Minha atenção, concentrada naqueles lances iniciais de um novo momento histórico, de repente é desviada pelo sacolejo abrupto do turboélice da Air Link que nos transporta de Durban, na África do Sul, para Maputo, capital de Moçambique, em cumprimento de missão oficial. Parece catabil em estrada esburacada. Demorado. Persistente. Capaz de inquietar a quem muito viaja e jamais teve receio de avião. No assento ao lado, Roberto Trevas, coordenador de relações internacionais da Prefeitura do Recife, outro veterano de viagens aéreas, também se deixa perturbar. Pelas janelas minúsculas contemplamos a imensidão do Índico: nós e o mar, imenso mar a perder de vista – e o catabil prossegue perturbador.

Cintos ajustados, um olho na linha do horizonte e o outro nas coisas que teimam em balançar dentro do avião. À nossa frente, quase ajoelhada, imperturbável, a única aeromoça a serviço dos poucos passageiros – morena-jambo de olhos cor-de-mel e alvo sorriso, cabelos negros lisos como os de uma índia -, equilibra-se como pode e enfileira caixinhas de suco artificial, sanduíches, latas de refrigerante e outras coisinhas do precário serviço de bordo.

- Esse sorriso me tranquiliza. E inspira uma crônica.

- Muito bonita, é verdade – concorda Roberto Trevas.

- Parece de origem indiana.

- Ou paquistanesa.

- Qual será o nome dela?

- What’s your name? – pergunta Trevas com o seu impecável inglês de sotaque paraibano. E completa: - Meu amigo aqui é um escritor brasileiro e deseja fazer uma crônica de que você será personagem. Precisa saber o seu nome.

Sempre sorrindo ela pronuncia algo que não compreendo. Depois escreve numa folha de papel: Loganie. E, apesar do balouçar irritante da aeronave, move-se com habilidade e a todos serve com graça e presteza.
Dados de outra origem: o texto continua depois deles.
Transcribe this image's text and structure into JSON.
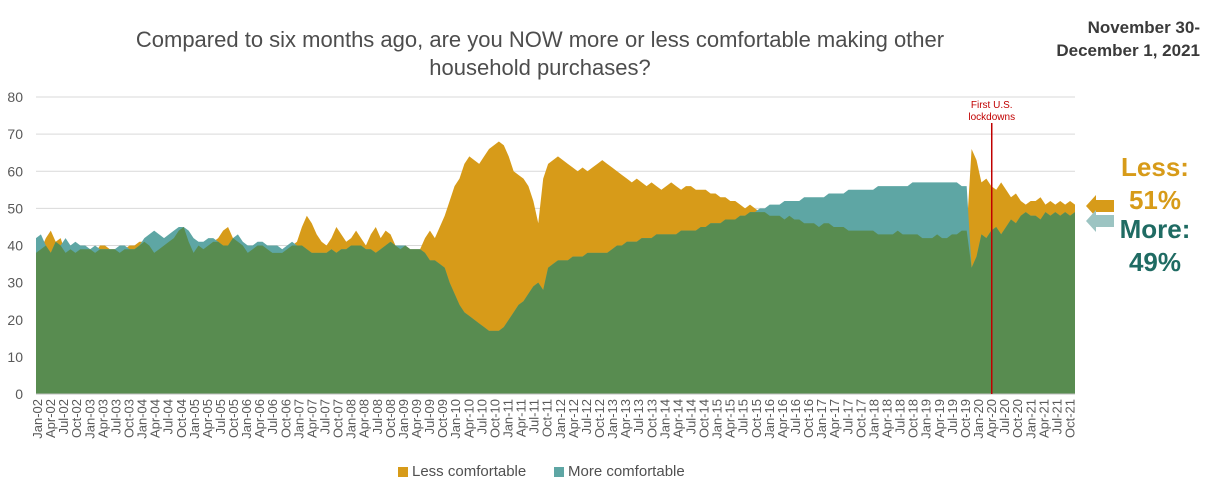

Vergonha ficar assim abalado quando nossa fada-madrinha sul-africana faz o seu trabalho como se nada de anormal houvesse. O sanduíche é sem gosto, o suco tem sabor estranho (de maçã?) e o pensamento voa. Afinal, Vargas vai iniciar o governo com o apoio de apenas um terço da Câmara dos Deputados. Feito o primeiro governo Lula. Tem amplo apoio popular, como Lula, mas a direita oposicionista, comandada pela velha UDN, que nem o PSDB de hoje, o bombardeia com acusações de todos os tipos. Tenta desmoralizar o presidente, acusando-o de conivente com corruptos – embora nenhuma evidência haja de que tenha acobertado um ato ilícito sequer. Mais turbulência – novamente o catabil sobre o oceano. Mas é preciso manter a serenidade – e até sorrir, como Loganie, que se desdobra em gentilezas talvez acreditando que esse amigo de vocês seja mesmo um escritor. Que pense assim, não faz mal. Coisas da vida. E da política. Mal-entendidos e turbulências que devem ser enfrentadas com paciência e leveza.

E assim vamos até Maputo, sob a proteção daquele sorriso apaziguador, que nos dá tranquilidade para voltar à leitura de Quem matou Vargas – 1954, uma tragédia brasileira, de Carlos Heitor Cony (Editora Planeta, 2007). E já em terra firme escrever essa quase-crônica.